Sunday, 11 August 2013

How to be a Humberist

I am often asked, "O great and wise High Priest of Humbert, how may I be a good Humbertist? How will the Way of the Humbert grant me peace and joy and a bigger house?"
And I usually answer, let's take those in reverse order, for the sake of simplicity.
If you want a bigger house, you're in the wrong religion. Try Catholicism, or even the C of E. Humbertism, being in its early days since the Day of the Modest Suggestion (of which more later) is somewhat underfunded as religions go. Incidentally the Church (for want of a better word) of Humbert is always open to suggestions on how to rectify that issue. We're thinking of starting a line of Hairy Humbert© cushions. If anyone wants one we might make a start on that as soon as we have enough advance orders.
As for joy, well sadly Humbertism is all about disentanglement, and joyful things often involve entanglement. Having said that, if your joyful activities involve a great deal of entangling then the process of disentanglement can be proportionately satisfying. Sort of like a big game of Twister. But be aware that in engaging in entanging activities you are impeding Humbert in his Great Swim and delaying his rendezvous at the End Place.
Once again, having said that, remember that there are no articles of faith in Humbertism. Only assumptions. So you are therefore free to assume, for the duration of your entanglement, that the whole thing is nonsense. Of course that means that you are, for the time being, not a Humbertist at all, but that's fine as long as you assume it's all true again once you're done.
As for peace of mind, all that entangling and disentangling and assuming and unassuming probably is not going to help you much, so you're probably lumbered with either joy or peace of mind but not both.
However allow me to put in a word here for the Church of Anti-Humbert, whose basic assumption is that the world will come to an end when Humbert reaches his goal so we must do all we can to prevent it. Therefore the more we entangle the better. Thus you may have both joy and peace of mind, which is quite tempting now that I think about it.
I wouldn't normally publicise the assumptions of a competing Church, but they did offer an advance order of 50 Hairy Humbert© cushions. However I now find that I'm neither joyful nor peaceful, which will come as no surprise to anyone who knows me.
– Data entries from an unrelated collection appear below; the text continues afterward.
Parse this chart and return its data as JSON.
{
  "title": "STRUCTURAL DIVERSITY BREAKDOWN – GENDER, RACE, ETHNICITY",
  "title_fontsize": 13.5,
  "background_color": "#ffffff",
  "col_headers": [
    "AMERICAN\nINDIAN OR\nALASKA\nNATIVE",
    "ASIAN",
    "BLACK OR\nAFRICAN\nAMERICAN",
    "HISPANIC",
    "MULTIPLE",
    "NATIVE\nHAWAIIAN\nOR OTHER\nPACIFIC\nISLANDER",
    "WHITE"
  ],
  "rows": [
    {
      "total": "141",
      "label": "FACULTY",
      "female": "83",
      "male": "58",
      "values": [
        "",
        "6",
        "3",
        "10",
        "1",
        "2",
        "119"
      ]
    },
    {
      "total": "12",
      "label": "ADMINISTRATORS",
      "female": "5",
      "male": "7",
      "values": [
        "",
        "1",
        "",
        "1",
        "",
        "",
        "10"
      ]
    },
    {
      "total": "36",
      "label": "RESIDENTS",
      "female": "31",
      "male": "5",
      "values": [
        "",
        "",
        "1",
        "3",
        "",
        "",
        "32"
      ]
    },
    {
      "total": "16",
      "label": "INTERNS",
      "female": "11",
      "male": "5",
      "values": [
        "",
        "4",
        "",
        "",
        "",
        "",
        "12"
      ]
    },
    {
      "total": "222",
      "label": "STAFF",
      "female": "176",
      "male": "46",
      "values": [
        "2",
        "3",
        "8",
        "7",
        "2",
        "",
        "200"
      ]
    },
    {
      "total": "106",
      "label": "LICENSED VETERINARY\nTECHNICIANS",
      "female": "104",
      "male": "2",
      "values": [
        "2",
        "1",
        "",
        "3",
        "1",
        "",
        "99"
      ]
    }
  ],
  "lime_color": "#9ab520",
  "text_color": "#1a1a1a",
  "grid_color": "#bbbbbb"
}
Wednesday, 9 February 2011

What is Humbertism?

HUMBERTISM is the philosophy of the followers of the Great Hairy Humbert.
Unlike most religions, Humbertism has no beliefs as such, only assumptions. To be a follower of Humbertism you must assume that Humbert exists, but you don't actually have to believe it.
The central assumption of Humbertism is that somewhere in this universe or another one, there is a planet called Humbertworld. Most, or possibly all, of the surface on Humbertworld is ocean, and through this ocean swims the Great Hairy Humbert, on a long - perhaps eternal - journey to only he knows where.
On the back of the Great Hairy Humbert are billions of hairs, and these hairs are prone to getting tangled up. The more tangled the hairs become, the more they interfere with Humbert's smooth passage through the ocean and slow his progress.
Over the aeons, Humbert's hairs have evolved a means of untangling themselves, thus aiding Humbert's progress.
Each hair has a mind of its own, dedicated to the sole task of remaining untangled from itself and its neighbouring hairs... but because this is a monotonous and shallow existence even for a sentient hair, they have also evolved a complex imaginary world which they all share. In this world, each hair sees itself as an an independent being, freely moving around a rich and varied world, living a complex life with all the adventures and joys and worries that such a life entails... but all his problems are merely metaphors for his true existence... when he thinks he is repairing a car engine, or dealing with a relationship crisis, or both at once, this is merely a manifestiation of his true problem - that of untangling himself from the hair next to him, in order to aid the swim of the Great Hairy Humbert.
The world as revealed by Humbertism tells us that all our problems and trials are relative, and thus truly unimportant. All of mankind's worries are solely to help Humbert on his mysterious eternal quest... which may, in turn, merely serve to aid the progress of a yet greater Humbert.
So whenever you feel disheartened by the seeming futiltity of Mankind's great struggle, simply reflect that it is of no true importance, because we are all but hairs on the back of the Great Hairy Humbert.
(If on the other hand, you're having a tough time yourself right this minute, obviously that's diffferent. Humbertism can't help you there.)